« Une odeur de cadavre. »
« […] Les Blancs pestent contre la piqûre des moustiques. Celles des « fourous » les irrite. Ils craignent les mouches-maçonnes. Ils ont peur de cette écrevisse de terre qu’est « prakongo », le scorpion, qui vit, noir, annelé et venimeux, parmi les toitures ruineuses, sous la pierraille ou au cœur des décombres.
En un mot, tout les inquiète. Comme si un homme digne de ce nom devait se soucier de tout ce qui vit, rampe ou s’agite autour de lui !

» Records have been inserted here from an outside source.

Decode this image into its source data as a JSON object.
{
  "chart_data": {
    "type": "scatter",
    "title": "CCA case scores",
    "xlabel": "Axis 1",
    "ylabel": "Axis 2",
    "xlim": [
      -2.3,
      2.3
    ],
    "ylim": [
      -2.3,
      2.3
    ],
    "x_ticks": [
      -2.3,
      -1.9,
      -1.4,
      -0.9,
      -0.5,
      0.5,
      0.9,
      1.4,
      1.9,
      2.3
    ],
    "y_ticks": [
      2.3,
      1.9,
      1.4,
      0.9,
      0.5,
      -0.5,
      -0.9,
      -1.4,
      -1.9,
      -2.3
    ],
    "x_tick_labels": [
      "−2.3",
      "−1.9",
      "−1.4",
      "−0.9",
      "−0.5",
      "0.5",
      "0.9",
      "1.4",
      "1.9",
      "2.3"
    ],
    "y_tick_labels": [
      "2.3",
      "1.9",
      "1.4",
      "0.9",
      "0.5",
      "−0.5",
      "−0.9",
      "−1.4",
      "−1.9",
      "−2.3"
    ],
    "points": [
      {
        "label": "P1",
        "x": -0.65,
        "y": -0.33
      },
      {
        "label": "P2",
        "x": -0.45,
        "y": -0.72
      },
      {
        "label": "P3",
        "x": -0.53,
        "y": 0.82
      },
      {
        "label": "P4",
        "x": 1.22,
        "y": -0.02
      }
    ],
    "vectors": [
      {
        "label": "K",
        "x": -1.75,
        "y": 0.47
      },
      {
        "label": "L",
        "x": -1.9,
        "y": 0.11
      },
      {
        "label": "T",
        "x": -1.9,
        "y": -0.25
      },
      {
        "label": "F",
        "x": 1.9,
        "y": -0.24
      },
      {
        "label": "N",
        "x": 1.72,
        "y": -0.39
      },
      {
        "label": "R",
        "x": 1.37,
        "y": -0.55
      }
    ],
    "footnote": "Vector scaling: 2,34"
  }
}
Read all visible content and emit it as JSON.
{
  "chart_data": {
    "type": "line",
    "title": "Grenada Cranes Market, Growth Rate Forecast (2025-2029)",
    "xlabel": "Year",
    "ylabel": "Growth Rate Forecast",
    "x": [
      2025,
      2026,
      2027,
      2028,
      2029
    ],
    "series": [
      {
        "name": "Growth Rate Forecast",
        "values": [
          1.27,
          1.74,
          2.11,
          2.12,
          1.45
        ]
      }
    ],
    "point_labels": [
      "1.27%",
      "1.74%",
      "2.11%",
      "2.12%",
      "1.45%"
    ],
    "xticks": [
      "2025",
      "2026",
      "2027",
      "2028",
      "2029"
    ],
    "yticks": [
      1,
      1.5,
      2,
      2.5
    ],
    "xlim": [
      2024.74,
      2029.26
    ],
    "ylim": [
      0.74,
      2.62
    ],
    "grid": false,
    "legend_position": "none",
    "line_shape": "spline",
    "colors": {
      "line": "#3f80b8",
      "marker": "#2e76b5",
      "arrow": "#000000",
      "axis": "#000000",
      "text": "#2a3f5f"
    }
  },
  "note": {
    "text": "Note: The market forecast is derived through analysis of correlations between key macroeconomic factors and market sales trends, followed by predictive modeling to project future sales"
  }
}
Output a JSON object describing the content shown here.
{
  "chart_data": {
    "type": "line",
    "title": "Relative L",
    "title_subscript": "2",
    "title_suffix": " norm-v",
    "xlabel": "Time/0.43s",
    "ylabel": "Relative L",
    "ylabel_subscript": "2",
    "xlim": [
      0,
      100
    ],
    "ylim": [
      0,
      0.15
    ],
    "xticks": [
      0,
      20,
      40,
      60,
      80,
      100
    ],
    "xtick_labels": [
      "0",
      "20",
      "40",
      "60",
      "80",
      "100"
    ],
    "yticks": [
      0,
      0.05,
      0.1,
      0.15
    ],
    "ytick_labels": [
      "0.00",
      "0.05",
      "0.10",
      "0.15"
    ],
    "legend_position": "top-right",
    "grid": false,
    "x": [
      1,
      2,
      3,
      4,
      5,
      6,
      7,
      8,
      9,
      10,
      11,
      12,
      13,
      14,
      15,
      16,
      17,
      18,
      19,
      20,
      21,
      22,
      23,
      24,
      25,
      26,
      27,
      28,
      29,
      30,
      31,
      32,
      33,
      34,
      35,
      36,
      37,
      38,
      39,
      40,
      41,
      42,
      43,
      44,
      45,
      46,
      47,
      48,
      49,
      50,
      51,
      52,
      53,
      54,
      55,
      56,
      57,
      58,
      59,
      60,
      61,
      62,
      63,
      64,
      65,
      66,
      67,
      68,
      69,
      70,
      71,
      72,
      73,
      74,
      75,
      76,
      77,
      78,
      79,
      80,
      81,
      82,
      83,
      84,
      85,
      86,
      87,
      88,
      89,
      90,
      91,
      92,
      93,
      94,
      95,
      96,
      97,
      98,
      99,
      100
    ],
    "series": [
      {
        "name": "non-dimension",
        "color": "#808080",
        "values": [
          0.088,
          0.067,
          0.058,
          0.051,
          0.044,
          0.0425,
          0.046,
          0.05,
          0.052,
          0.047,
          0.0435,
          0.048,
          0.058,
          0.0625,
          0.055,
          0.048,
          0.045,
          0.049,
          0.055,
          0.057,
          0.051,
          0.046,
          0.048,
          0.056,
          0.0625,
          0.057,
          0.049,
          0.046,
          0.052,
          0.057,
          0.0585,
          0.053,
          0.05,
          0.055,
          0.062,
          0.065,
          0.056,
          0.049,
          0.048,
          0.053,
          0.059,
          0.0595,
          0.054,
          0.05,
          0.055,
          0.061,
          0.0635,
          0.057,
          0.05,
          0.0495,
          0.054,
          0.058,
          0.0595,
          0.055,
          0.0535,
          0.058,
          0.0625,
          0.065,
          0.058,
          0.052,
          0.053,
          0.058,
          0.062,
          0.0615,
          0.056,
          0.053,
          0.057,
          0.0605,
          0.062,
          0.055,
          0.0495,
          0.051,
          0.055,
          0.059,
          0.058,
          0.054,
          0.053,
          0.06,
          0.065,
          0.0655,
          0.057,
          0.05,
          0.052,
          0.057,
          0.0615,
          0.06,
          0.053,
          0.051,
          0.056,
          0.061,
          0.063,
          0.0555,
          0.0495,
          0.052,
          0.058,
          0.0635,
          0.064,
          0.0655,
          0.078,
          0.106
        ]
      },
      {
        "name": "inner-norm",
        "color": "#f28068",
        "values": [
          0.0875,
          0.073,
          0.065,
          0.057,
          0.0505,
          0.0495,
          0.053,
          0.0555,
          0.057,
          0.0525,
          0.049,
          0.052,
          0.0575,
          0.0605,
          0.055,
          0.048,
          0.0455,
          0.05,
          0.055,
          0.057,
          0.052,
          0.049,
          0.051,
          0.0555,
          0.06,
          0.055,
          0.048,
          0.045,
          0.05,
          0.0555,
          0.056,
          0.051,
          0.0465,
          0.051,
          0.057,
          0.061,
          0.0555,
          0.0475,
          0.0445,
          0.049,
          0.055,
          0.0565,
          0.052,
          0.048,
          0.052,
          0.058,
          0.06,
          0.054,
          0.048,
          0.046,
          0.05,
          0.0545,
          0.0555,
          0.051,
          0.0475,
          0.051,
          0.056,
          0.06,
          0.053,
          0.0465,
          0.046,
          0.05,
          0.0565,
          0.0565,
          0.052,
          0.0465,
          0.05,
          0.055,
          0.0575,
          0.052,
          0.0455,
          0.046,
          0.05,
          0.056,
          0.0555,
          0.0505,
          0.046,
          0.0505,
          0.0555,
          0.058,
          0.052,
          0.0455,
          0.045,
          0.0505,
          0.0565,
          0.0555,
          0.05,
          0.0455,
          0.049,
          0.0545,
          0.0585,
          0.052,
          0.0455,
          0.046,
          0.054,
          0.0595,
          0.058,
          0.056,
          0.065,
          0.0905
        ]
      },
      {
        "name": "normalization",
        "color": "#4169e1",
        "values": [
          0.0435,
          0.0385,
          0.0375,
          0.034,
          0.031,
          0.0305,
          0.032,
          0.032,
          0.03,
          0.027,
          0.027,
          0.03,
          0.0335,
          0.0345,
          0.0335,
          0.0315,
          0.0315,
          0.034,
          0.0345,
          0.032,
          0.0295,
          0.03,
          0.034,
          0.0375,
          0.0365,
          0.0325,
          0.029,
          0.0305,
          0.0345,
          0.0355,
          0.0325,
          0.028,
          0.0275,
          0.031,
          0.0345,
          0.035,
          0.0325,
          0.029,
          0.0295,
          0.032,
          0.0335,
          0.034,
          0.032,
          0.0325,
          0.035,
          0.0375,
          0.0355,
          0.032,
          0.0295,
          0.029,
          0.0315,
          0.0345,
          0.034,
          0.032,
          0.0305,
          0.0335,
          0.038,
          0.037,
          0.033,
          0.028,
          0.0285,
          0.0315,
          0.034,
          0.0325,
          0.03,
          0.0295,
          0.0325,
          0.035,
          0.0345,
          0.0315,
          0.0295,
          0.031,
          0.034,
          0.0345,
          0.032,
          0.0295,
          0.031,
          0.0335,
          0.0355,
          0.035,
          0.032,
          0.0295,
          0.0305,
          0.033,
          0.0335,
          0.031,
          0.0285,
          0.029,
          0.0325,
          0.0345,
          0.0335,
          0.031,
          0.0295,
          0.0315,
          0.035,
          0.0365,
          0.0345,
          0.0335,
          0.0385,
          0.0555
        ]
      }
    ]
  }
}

Les blancs, aha ! les blancs … N’affirmait-on pas que leurs pieds n’étaient qu’une infection ? Quelle idée aussi que de les emboîter en des peaux noires, blanches ou couleur de banane mûre ! Et s’il n’y avait encore que leurs pieds à puer ! Lalala, mais tout leur corps transpirait une odeur de cadavre !
On peut admettre, à la rigueur, qu’on protège ses pieds de cuir cousu. On évite ainsi de se les déchirer sur les dures arêtes des plateaux de latérite. Mais se garantir les yeux de verres blancs ou noirs, ou couleur de ciel, par beau temps, ou couleur ventre de gendarme ! Mais se couvrir la tête de petits paniers ou de calebasse d’espèce singulière, Voilà N’Gakoura ! qui tourneboulait l’entendement.
Un brusque mépris haussa ses épaules et, pour le mieux exprimer, il cracha. Aha ! les blancs n’étaient sûrement pas des gens comme tout le monde. […] »
MARAN (René), Batouala. , 1921, Paris, éditions Albin Michel, réédition Magnard / Lycées,, 2002, 205 pages.